M.C.M. was very fortunate to have JD. (John Delaval) in charge of Science, it was his ingenuity and dedication that made the subject more interesting. I imagine that he would have spent hours of his own time making the models for use in lessons. I can remember a model domestic hot water system he had made, and a water turbine whose shaft turned a dynamo, along with transformers and model pylons it illustrated how our electric power supply comes about. He made a lot of use of Meccano parts, especially the pulleys, cogs, sprockets and shafts. He was a very clever and practical man.

Mel Crawshaw was a very quiet man, he had a very organised and disciplined woodwork shop, but it is for Technical Drawing I have my best memories; he was a very skilled draughtsman and an excellent teacher of the subject. He taught us far in advance of the C.S.E. curriculum.

There are lots of memories, some amusing, others not so, far too many to tell - Stan Grice's stories when he was in the Army, going to Bill Helling's house for history lessons whilst he was convalescing after surgery, winding-up Charlie (Reg Waterworth) until he got so angry he gave someone the slipper, George Hanson's blacksmithing skills in the metalwork shop - it goes on.

To most boys, and probably some girls, the most important part of the day was between 12.15 and 1.45 - 'school dinners'. People who attended M.C.M. will recall 1st and 2nd sittings, Mrs Lacey supervising the first sitting, and Mr Lindsley the second. The four trolleys being brought from the kitchens with the tureens of food on them, and the tables of six people where the food was served. It was usual that some tables for one reason or another did not want all the food allocated to them so they would take the part full tureens back to the trolleys where there would be a lad willing to see the food did not go to waste.

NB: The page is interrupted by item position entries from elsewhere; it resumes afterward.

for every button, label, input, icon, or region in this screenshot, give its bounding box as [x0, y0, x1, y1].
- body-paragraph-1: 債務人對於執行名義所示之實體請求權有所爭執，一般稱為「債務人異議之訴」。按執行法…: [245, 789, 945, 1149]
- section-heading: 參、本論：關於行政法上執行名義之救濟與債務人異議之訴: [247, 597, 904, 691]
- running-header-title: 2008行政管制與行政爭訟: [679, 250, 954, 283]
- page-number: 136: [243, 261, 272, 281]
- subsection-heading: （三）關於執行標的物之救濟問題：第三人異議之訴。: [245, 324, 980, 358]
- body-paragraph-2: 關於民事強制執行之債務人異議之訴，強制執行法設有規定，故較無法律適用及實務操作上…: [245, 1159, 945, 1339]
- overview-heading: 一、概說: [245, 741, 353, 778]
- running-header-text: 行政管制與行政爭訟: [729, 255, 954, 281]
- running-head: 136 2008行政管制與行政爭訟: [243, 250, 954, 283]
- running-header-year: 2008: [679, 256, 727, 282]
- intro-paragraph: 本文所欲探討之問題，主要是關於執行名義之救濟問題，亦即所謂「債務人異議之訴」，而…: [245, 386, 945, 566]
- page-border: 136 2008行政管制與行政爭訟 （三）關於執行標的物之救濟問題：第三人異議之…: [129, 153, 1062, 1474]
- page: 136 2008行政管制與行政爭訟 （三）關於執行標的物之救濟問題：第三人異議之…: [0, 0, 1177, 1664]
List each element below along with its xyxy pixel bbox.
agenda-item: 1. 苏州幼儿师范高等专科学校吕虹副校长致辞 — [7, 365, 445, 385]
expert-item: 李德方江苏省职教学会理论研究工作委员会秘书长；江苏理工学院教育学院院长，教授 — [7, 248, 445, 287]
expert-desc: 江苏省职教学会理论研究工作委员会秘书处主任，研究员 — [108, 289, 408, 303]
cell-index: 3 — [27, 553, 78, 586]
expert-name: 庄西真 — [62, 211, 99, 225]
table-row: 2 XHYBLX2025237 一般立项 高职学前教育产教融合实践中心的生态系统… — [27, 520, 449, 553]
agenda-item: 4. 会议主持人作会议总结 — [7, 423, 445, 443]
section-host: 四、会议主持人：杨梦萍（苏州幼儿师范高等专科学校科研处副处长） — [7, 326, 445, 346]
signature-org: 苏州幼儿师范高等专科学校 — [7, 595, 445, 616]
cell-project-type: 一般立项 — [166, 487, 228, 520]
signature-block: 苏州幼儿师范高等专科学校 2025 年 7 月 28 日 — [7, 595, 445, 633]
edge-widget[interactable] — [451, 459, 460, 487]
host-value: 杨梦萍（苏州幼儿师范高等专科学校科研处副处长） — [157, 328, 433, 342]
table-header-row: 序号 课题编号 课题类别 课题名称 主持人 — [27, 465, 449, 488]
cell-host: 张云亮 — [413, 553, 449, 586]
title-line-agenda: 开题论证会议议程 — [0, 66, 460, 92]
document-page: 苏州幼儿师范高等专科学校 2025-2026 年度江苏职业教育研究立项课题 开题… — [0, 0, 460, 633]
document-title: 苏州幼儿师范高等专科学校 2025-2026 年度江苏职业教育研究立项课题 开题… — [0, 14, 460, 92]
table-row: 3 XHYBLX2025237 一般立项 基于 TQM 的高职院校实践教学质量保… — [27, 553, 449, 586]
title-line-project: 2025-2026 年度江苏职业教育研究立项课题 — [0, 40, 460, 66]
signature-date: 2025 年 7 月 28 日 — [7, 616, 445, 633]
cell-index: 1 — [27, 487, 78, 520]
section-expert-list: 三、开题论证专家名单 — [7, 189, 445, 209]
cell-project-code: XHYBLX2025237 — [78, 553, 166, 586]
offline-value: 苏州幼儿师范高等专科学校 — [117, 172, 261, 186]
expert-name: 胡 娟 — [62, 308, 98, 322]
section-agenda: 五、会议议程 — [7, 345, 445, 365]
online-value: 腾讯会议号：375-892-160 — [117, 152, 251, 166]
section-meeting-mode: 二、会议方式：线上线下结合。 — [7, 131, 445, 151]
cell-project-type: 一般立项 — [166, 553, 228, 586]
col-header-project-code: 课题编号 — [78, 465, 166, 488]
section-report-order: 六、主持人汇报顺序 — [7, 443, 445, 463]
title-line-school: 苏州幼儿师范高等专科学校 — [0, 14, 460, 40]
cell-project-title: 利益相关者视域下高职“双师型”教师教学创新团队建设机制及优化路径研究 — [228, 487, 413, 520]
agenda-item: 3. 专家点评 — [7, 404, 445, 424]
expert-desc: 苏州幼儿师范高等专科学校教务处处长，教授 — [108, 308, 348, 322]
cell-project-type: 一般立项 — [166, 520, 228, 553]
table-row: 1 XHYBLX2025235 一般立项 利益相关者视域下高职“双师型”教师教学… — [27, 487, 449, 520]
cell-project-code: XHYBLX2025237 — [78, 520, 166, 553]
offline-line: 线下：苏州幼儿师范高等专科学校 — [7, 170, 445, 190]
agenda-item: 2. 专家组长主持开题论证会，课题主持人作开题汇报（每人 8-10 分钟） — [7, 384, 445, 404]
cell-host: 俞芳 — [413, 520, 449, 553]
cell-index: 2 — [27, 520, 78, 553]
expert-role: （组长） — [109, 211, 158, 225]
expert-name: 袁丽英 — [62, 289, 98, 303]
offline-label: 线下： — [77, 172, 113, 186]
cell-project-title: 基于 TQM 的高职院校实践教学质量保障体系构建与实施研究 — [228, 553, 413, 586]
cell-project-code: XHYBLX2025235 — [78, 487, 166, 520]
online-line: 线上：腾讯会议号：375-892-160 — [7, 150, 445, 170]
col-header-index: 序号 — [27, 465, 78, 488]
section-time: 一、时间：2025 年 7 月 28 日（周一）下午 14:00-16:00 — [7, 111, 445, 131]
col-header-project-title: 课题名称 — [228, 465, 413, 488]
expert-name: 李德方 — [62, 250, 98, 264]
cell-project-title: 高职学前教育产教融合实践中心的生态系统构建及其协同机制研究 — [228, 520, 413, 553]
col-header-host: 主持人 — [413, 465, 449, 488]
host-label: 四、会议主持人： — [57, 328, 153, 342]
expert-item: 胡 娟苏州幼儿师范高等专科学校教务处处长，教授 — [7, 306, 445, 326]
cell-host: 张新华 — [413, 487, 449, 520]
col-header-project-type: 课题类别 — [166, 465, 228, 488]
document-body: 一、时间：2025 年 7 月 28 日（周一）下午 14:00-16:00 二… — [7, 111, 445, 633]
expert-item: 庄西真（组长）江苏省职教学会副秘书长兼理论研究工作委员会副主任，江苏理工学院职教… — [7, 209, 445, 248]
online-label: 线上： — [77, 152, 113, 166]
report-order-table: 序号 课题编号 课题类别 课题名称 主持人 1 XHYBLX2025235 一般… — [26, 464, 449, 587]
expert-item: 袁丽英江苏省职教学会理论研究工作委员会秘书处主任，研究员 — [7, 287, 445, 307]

My brother, Paul, recalls the table he was on were lads all 15 year old, with huge appetites, one particular day their plates were piled high with food, and several part full tureens were on the table awaiting to be used when there was room on the plates. He said Jack (Mr Lindsley) walked round the table, shook his head and said, "You lot don't want plates, you need a trough". Happy days!